A level of lens coating is also essential in dim light. Good quality binoculars have anti-reflection coatings on their lenses, which raises the light transmittance, producing a brighter image.
It is not difficult, even for novices, to check the grade of lens coatings under a light. Expensive binoculars have more complex coatings.
Q: What are the best compact binoculars for bird watching?
As an experienced bird watcher, what binoculars do you usually choose for birding?
I like the Hinode A5 5×21 overall.
That pair certainly produces a clear and wide view for compact binoculars. However, I’m wondering if 5× magnification is too low for birding.
Some think so at first. But once I let them try my pair, they agree with me and want to know where to get a pair for themselves.
Flattery doesn’t really work with consumers, though Hinode Optics must be happy to hear that!
After using these once, you’ll realize that this compact pair is amazingly useful, especially in the forest.
First, this pair is less shaky than binoculars with magnifications of 8× or 10×, which is considered to be the standard for birding. I feel much more comfortable using these.

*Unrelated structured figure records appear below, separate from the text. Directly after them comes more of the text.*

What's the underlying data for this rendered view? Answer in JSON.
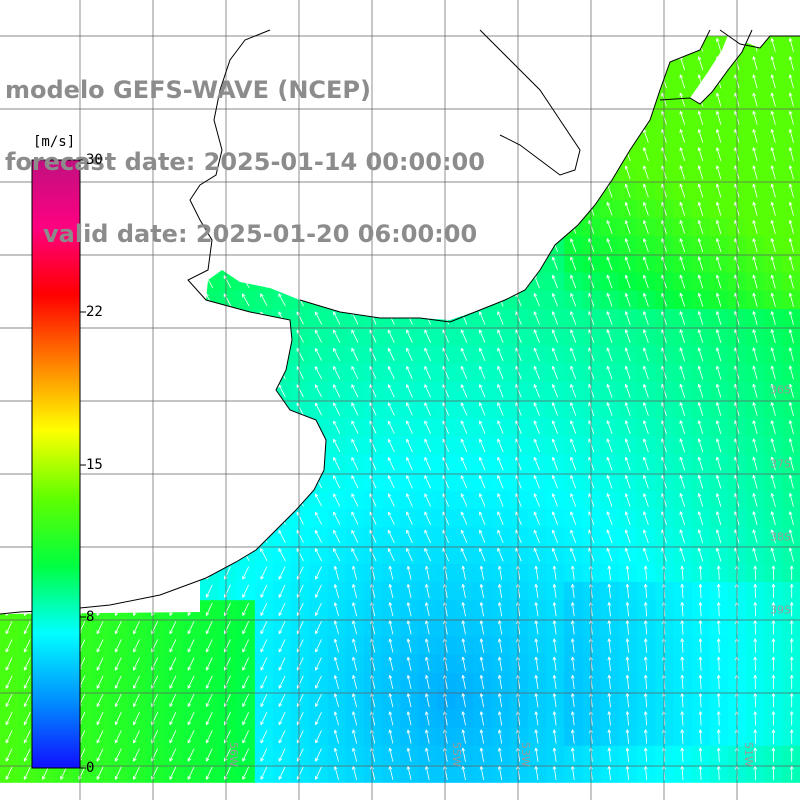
{
  "title": {
    "line1": "modelo GEFS-WAVE (NCEP)",
    "line2": "forecast date: 2025-01-14 00:00:00",
    "line3": "valid date: 2025-01-20 06:00:00"
  },
  "colorbar": {
    "unit": "[m/s]",
    "ticks": [
      "30",
      "22",
      "15",
      "8",
      "0"
    ],
    "min": 0,
    "max": 30,
    "colors": [
      "#1010ff",
      "#0090ff",
      "#00ffff",
      "#00ff40",
      "#60ff00",
      "#ffff00",
      "#ff8000",
      "#ff0000",
      "#ff0080",
      "#c01080"
    ]
  },
  "lat_labels": [
    "36S",
    "37S",
    "38S",
    "39S"
  ],
  "lon_labels": [
    "56W",
    "55W",
    "53W",
    "51W"
  ],
  "colors": {
    "land": "#ffffff",
    "coast": "#000000",
    "grid": "#606060",
    "arrow": "#ffffff",
    "title": "#8c8c8c"
  }
}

Next, low-powered binoculars give me less eye strain. I wear glasses, but I can get a full view. I think this is because of the generosity of the eyepoint.
Different binoculars have different margins in their eyepoint, which is not found in the specifications. I am happy with the leeway of the Hinode A5.
Also, the depth of focus is so much that I rarely have to turn the focusing knob. With such a wide field of view at any one time, I can spot my target bird easily, even in the forest.
For these reasons, I think the Hinode A5 is the best for birding.
Q: What is the best magnification for binoculars for bird watching?
I apologize for asking you the same question again, but are you really happy with such low-powered binoculars?
Of course, yes. When I joined a group of birders to look for grey-faced buzzards, I brought my Hinode A5. The bird is a kind of a hawk, which is a migratory bird.
As others were searching anxiously for them with their large binoculars and their digital cameras with telephoto lenses, I was the first person to catch sight of a grey-faced buzzard.
I was quite delighted with their puzzlement that I could find them first with such compact binoculars. The configuration of 5×21 works best for birding in the digital era.
For birders, compact binoculars go surprisingly well with a digital camera. A wide field of view lets birders spot their targets quickly, is that right?
Yes. Large binoculars are not worth bringing if they are not going to be used. I give first priority to how often a pair is used.
Finally, I agree with you. Thank you very much for sharing your time today.
You’re most welcome. I hope more people in the U.S. will realize how useful compact binoculars are for birding. Of course, if you don’t take photos, large binoculars still work well for birding.
Even though I’m interested in photographing birds, I still enjoy watching them through binoculars as I can see them in three dimensions.
If you want to take photos of birds rather than just watching them with binoculars, you should choose compact binoculars. When you hang your camera around your neck, you won’t want to also carry heavy binoculars.
Because of their many advantages, low-powered compact binoculars can be the new standard instead of 8×30 or 10×42.
Bird55, an experienced bird watcher, likes to use the Hinode A5 5×20 for birding for the following reasons.
First, with the A5, Bird55’s view is free from shake because of the low magnification. Secondly, he does not get tired even after using them for a long time.
This is because they are compact and lightweight and the eye relief is long enough for eyeglass wearers with the generous eyepoint.
Thirdly, with a wide field of view and a sufficient depth of focus, the Hinode A5 enables him to find his target birds faster than the other birders around him.
At first, I doubted that compact binoculars were more useful than the standard birding binoculars such as 8×30 and 10×40. However, after Bird55’s explanation based on his experience, I came to believe it.
Low-powered, compact binoculars are worth trying for birding if you like to take photos of birds.